I’ve given some thought to buying one of those geeky-yet-cool t-shirts lit up with flat LEDs or EL wire, but tshirtOS is the first one that I really want to buy…and hack on. It’s a project created by electronic clothes company CuteCircuit and sponsored by Ballantine’s, and it’s a “wearable, shareable, programmable and 100% cotton tshirt”. It’s also proof of a theory I’ve been espousing for a while: when whiskey and geeks get together, wonderful things can happen.
It features “a small brain in the t-shirt”, which is then controlled by “a big brain in your phone”, in the same spirit as the Pebble smartwatch.
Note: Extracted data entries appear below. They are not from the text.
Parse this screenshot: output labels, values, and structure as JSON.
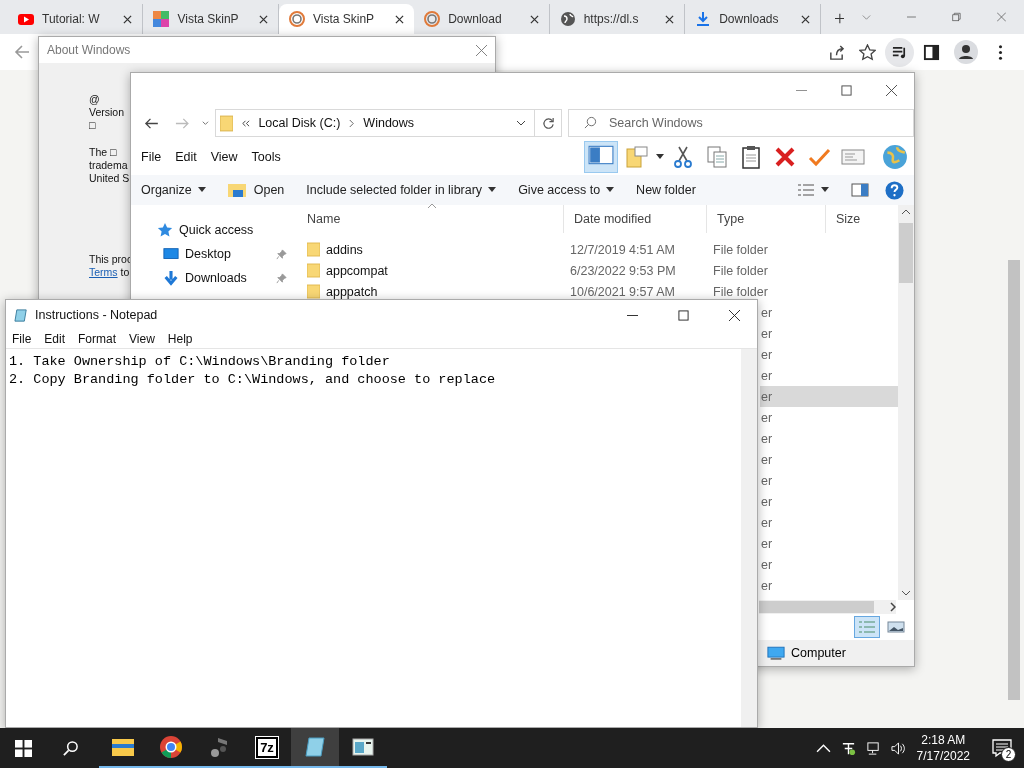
{
  "browser": {
    "tabs": [
      {
        "title": "Tutorial: W",
        "kind": "video",
        "selected": false
      },
      {
        "title": "Vista SkinP",
        "kind": "tiles",
        "selected": false
      },
      {
        "title": "Vista SkinP",
        "kind": "swirl",
        "selected": true
      },
      {
        "title": "Download",
        "kind": "swirl",
        "selected": false
      },
      {
        "title": "https://dl.s",
        "kind": "globe",
        "selected": false
      },
      {
        "title": "Downloads",
        "kind": "download",
        "selected": false
      }
    ]
  },
  "about_dialog": {
    "title": "About Windows",
    "lines": [
      "@",
      "Version",
      "□"
    ],
    "paragraph": [
      "The □",
      "tradema",
      "United S"
    ],
    "notice": "This proc",
    "link": "Terms",
    "link_tail": "to"
  },
  "explorer": {
    "breadcrumb": [
      "Local Disk (C:)",
      "Windows"
    ],
    "search": {
      "placeholder": "Search Windows"
    },
    "menu": [
      "File",
      "Edit",
      "View",
      "Tools"
    ],
    "commands": [
      {
        "label": "Organize",
        "kind": "dropdown"
      },
      {
        "label": "Open",
        "kind": "icon"
      },
      {
        "label": "Include selected folder in library",
        "kind": "dropdown"
      },
      {
        "label": "Give access to",
        "kind": "dropdown"
      },
      {
        "label": "New folder",
        "kind": "plain"
      }
    ],
    "nav": [
      {
        "label": "Quick access",
        "kind": "star",
        "pinned": false
      },
      {
        "label": "Desktop",
        "kind": "desktop",
        "pinned": true
      },
      {
        "label": "Downloads",
        "kind": "download",
        "pinned": true
      }
    ],
    "columns": [
      "Name",
      "Date modified",
      "Type",
      "Size"
    ],
    "rows": [
      {
        "name": "addins",
        "date": "12/7/2019 4:51 AM",
        "type": "File folder"
      },
      {
        "name": "appcompat",
        "date": "6/23/2022 9:53 PM",
        "type": "File folder"
      },
      {
        "name": "apppatch",
        "date": "10/6/2021 9:57 AM",
        "type": "File folder"
      }
    ],
    "hidden_rows": [
      {
        "type_tail": "er",
        "selected": false
      },
      {
        "type_tail": "er",
        "selected": false
      },
      {
        "type_tail": "er",
        "selected": false
      },
      {
        "type_tail": "er",
        "selected": false
      },
      {
        "type_tail": "er",
        "selected": true
      },
      {
        "type_tail": "er",
        "selected": false
      },
      {
        "type_tail": "er",
        "selected": false
      },
      {
        "type_tail": "er",
        "selected": false
      },
      {
        "type_tail": "er",
        "selected": false
      },
      {
        "type_tail": "er",
        "selected": false
      },
      {
        "type_tail": "er",
        "selected": false
      },
      {
        "type_tail": "er",
        "selected": false
      },
      {
        "type_tail": "er",
        "selected": false
      },
      {
        "type_tail": "er",
        "selected": false
      }
    ],
    "status": "Computer"
  },
  "notepad": {
    "title": "Instructions - Notepad",
    "menu": [
      "File",
      "Edit",
      "Format",
      "View",
      "Help"
    ],
    "lines": [
      "1. Take Ownership of C:\\Windows\\Branding folder",
      "2. Copy Branding folder to C:\\Windows, and choose to replace"
    ]
  },
  "taskbar": {
    "apps": [
      {
        "kind": "folder",
        "selected": false
      },
      {
        "kind": "browser",
        "selected": false
      },
      {
        "kind": "media",
        "selected": false
      },
      {
        "kind": "archive",
        "label": "7z",
        "selected": false
      },
      {
        "kind": "notepad",
        "selected": true
      },
      {
        "kind": "window",
        "selected": false
      }
    ],
    "time": "2:18 AM",
    "date": "7/17/2022",
    "notifications": "2"
  }
}
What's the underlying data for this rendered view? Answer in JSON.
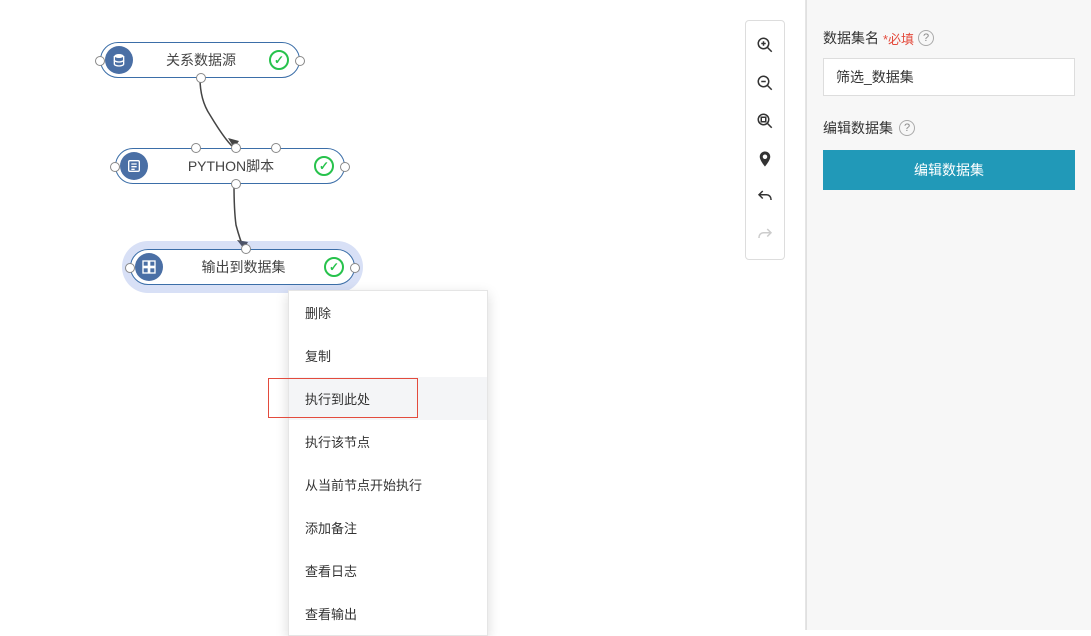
{
  "nodes": {
    "n1": {
      "label": "关系数据源"
    },
    "n2": {
      "label": "PYTHON脚本"
    },
    "n3": {
      "label": "输出到数据集"
    }
  },
  "contextMenu": {
    "items": [
      "删除",
      "复制",
      "执行到此处",
      "执行该节点",
      "从当前节点开始执行",
      "添加备注",
      "查看日志",
      "查看输出"
    ]
  },
  "sidebar": {
    "nameLabel": "数据集名",
    "required": "*必填",
    "nameValue": "筛选_数据集",
    "editLabel": "编辑数据集",
    "editButton": "编辑数据集"
  }
}
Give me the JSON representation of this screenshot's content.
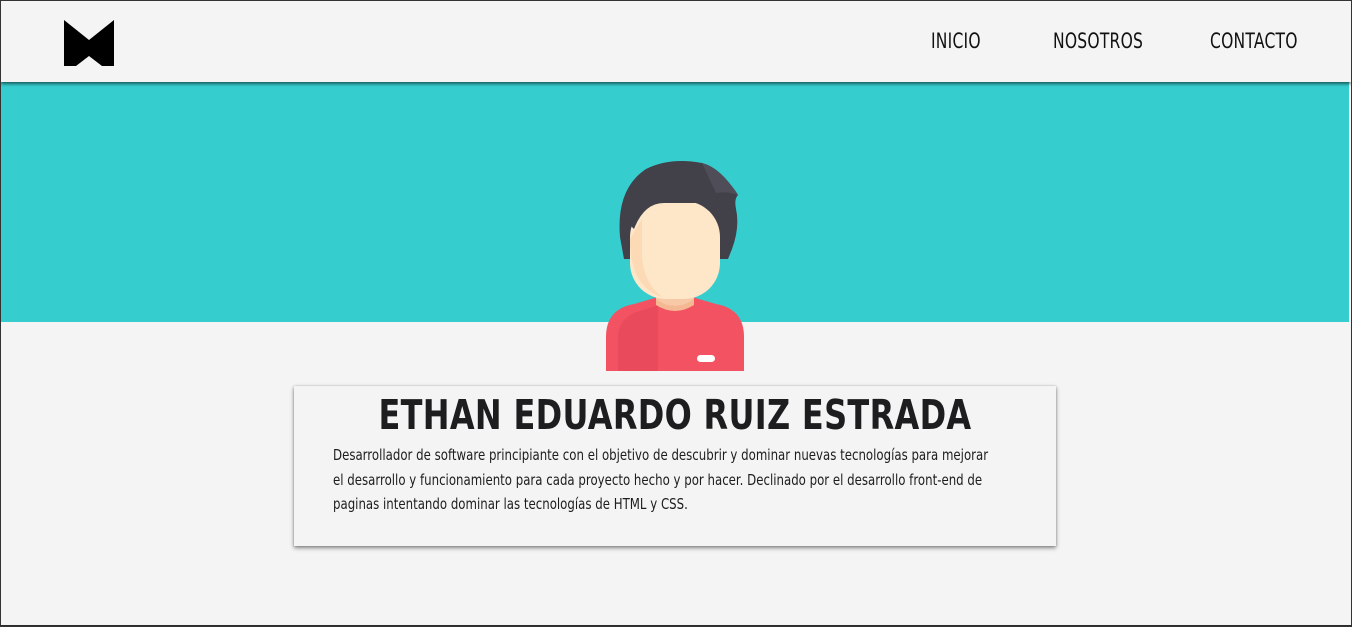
{
  "header": {
    "logo": {
      "icon": "m-logo-icon",
      "color": "#000000"
    },
    "nav": [
      {
        "label": "INICIO"
      },
      {
        "label": "NOSOTROS"
      },
      {
        "label": "CONTACTO"
      }
    ]
  },
  "hero": {
    "background_color": "#36cdcf",
    "avatar": {
      "icon": "user-avatar-icon"
    }
  },
  "profile": {
    "name": "ETHAN EDUARDO RUIZ ESTRADA",
    "description": "Desarrollador de software principiante con el objetivo de descubrir y dominar nuevas tecnologías para mejorar el desarrollo y funcionamiento para cada proyecto hecho y por hacer. Declinado por el desarrollo front-end de paginas intentando dominar las tecnologías de HTML y CSS."
  }
}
In their promotional video (shown above), they suggest a few possible applications, including a constant display of tweets tagged with your favourite hashtag. Perhaps a display that shows to the world how far you ran or walked today? A mood shirt? Magic 8-ball?
Here are tshirtOS’ known specs:
- Processor: CuteCircuit has been experimenting with two types, both from Atmel — an 8-bit one (which, while sort of old-school, probably consumes very little power and should be relatively easy to program) and a 32-bit ARM Cortex chip (presumably from the same family as Atmel’s SAM4SD32).
- Display resolution: 32 by 32 large pixels, driven by 1,024 ultra-thin RGB LEDs.
- Other output: A pair of headphone sockets
- Networking: USB and Bluetooth. Communication with iOS 4 and 5 is supported.
- Sensors: Camera (tiny, with 32-by-32 resolution), microphone and accelerometer.
The shirt is currently a prototype, and has the price tag of a one-off. However, if there’s enough demand, they plan to take advantage of economies of scale and mass produce them at a more reasonable price. They’re monitoring the YouTube hits (and presumably other online sources) for that demand, so if you want one — and wow, I do — make some online noise!